O contrário do esboço que tracei conseguir-se-ia a partir de um salutar aumento do consumo através de o Estado o incentivar, pagando justamente às classes inactivas, taxando com rigor as entidades responsáveis pela cedência de crédito, mantendo uma carga fiscal favorável aos sectores produtivos de maior produção/consumo, impondo uma fiscalidade nas áreas que se sabem que fogem ao fisco, limitando o consumo das classes sociais mais próximas da abundância, restringindo a saída de cidadãos para o estrangeiro em gozo de férias, através da elevação das taxas de embarque em épocas bem determinadas, cobrando taxas mais altas na prática publicitária, nomeadamente a que se refere a produtos supérfluos, enfim, reestruturando os hábitos dos Portugueses que foram completamente alterados com a entrada na Comunidade Europeia e no regabofe que se viveu nos anos do Governo de Cavaco Silva continuado no de Guterres.

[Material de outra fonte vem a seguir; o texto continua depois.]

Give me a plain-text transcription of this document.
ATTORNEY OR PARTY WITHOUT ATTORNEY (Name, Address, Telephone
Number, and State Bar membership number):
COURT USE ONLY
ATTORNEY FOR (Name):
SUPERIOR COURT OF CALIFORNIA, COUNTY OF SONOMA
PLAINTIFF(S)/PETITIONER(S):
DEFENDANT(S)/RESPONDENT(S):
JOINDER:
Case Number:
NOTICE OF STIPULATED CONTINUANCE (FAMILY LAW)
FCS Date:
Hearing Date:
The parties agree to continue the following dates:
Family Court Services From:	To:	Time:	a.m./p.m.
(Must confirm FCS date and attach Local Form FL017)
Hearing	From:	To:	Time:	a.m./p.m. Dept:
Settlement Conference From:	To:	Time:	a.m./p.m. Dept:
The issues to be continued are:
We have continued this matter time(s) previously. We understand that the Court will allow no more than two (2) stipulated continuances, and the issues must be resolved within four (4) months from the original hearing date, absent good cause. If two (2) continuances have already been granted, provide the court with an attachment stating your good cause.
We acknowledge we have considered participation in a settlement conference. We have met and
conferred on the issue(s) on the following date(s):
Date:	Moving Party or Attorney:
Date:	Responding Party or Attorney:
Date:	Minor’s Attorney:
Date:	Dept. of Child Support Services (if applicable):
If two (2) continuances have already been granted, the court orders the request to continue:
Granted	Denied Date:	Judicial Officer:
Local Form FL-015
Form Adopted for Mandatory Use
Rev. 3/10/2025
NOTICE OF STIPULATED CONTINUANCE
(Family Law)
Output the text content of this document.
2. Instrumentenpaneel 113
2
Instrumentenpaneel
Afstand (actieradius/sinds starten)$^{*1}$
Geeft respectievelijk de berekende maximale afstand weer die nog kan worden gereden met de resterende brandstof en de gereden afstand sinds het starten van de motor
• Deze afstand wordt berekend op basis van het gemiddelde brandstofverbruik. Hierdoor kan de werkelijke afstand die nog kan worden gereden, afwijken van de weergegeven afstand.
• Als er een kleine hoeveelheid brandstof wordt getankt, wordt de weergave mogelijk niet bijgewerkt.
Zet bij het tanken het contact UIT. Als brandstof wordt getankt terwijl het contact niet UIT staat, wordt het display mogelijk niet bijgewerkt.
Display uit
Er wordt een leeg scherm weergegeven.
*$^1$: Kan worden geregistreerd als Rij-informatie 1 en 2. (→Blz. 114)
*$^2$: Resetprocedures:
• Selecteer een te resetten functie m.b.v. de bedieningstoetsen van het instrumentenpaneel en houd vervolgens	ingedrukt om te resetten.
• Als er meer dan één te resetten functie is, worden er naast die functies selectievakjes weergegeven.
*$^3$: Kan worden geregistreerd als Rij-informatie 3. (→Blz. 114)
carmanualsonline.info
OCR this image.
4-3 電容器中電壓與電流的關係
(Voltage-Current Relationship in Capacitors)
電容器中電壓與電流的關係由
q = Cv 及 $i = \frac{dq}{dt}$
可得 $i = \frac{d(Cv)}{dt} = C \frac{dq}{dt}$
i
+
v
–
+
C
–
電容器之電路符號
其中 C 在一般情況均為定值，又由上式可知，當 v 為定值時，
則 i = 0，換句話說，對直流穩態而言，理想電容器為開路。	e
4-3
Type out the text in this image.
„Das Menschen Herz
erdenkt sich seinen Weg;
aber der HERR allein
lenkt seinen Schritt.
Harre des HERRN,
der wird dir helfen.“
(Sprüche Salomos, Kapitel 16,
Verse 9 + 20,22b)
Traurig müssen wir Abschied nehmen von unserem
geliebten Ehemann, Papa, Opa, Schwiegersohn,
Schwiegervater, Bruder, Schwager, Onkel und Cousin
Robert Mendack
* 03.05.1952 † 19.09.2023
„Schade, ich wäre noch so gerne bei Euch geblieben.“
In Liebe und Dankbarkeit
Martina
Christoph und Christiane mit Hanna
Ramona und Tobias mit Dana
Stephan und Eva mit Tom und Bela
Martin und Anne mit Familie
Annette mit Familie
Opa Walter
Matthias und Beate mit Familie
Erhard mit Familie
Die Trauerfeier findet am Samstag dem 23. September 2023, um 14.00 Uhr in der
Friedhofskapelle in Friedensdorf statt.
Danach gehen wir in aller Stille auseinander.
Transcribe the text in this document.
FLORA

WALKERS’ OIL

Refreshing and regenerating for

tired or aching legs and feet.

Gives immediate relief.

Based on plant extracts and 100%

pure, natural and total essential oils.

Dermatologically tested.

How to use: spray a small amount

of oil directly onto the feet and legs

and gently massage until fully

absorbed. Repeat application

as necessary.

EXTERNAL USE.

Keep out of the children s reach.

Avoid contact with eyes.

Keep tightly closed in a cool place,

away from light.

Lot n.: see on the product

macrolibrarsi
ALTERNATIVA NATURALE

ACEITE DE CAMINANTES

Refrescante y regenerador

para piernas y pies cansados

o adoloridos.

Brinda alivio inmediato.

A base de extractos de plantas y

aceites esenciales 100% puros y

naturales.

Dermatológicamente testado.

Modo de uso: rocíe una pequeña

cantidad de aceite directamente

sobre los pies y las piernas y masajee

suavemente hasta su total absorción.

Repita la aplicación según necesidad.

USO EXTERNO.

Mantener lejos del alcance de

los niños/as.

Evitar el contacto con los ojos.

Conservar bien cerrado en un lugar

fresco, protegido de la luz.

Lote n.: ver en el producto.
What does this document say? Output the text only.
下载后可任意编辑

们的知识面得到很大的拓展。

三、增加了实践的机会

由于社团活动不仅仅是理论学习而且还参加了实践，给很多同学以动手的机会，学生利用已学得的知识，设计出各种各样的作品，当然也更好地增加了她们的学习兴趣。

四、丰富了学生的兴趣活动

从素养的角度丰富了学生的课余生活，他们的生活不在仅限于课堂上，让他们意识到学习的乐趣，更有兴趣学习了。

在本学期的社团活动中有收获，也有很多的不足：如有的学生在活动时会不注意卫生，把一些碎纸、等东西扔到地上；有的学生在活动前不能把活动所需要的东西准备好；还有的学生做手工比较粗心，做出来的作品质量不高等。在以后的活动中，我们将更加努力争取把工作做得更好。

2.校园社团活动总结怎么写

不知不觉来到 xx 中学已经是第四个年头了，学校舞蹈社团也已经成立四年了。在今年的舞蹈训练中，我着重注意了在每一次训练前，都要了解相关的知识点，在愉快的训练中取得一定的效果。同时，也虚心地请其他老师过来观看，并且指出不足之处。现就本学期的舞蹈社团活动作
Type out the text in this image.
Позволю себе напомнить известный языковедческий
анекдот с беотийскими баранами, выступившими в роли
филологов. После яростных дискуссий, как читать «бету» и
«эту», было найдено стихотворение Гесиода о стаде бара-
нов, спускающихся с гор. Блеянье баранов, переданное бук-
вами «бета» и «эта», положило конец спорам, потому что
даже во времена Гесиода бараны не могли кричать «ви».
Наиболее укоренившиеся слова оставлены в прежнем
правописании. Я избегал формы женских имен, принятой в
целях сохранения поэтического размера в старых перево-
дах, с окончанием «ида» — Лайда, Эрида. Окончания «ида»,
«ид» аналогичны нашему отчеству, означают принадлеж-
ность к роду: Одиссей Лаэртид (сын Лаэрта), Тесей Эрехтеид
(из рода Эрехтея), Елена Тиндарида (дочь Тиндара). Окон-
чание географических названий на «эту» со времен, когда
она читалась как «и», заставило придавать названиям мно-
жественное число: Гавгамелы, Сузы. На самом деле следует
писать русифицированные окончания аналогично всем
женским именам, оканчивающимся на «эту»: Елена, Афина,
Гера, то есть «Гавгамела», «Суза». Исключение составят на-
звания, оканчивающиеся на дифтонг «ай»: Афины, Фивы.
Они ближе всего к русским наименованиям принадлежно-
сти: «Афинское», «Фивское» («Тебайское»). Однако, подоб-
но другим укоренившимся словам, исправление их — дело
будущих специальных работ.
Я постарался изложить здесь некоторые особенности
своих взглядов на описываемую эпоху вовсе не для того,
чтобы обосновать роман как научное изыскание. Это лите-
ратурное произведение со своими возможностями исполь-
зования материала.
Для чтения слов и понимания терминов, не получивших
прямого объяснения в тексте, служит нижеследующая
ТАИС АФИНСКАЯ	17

A via seguida pelo Governo de José Sócrates — que dá o exemplo gozando férias no Quénia ao contrário de as passar na serra do Gerês — vai cavar fossos enormes entre grupos sociais e os mais fragilizados são os que se situam nas classes inactivas, sejam antigos contínuos ou almirantes. A diferença situa-se simplesmente nas descidas dos padrões de vida: o do contínuo passará a ter a dignidade do do mendigo e o do almirante a do contínuo. Nada mais! E que os deuses, na sua divina bondade, não lhes dêem longas vidas para que não tenham de descer mais ainda na escala das dificuldades.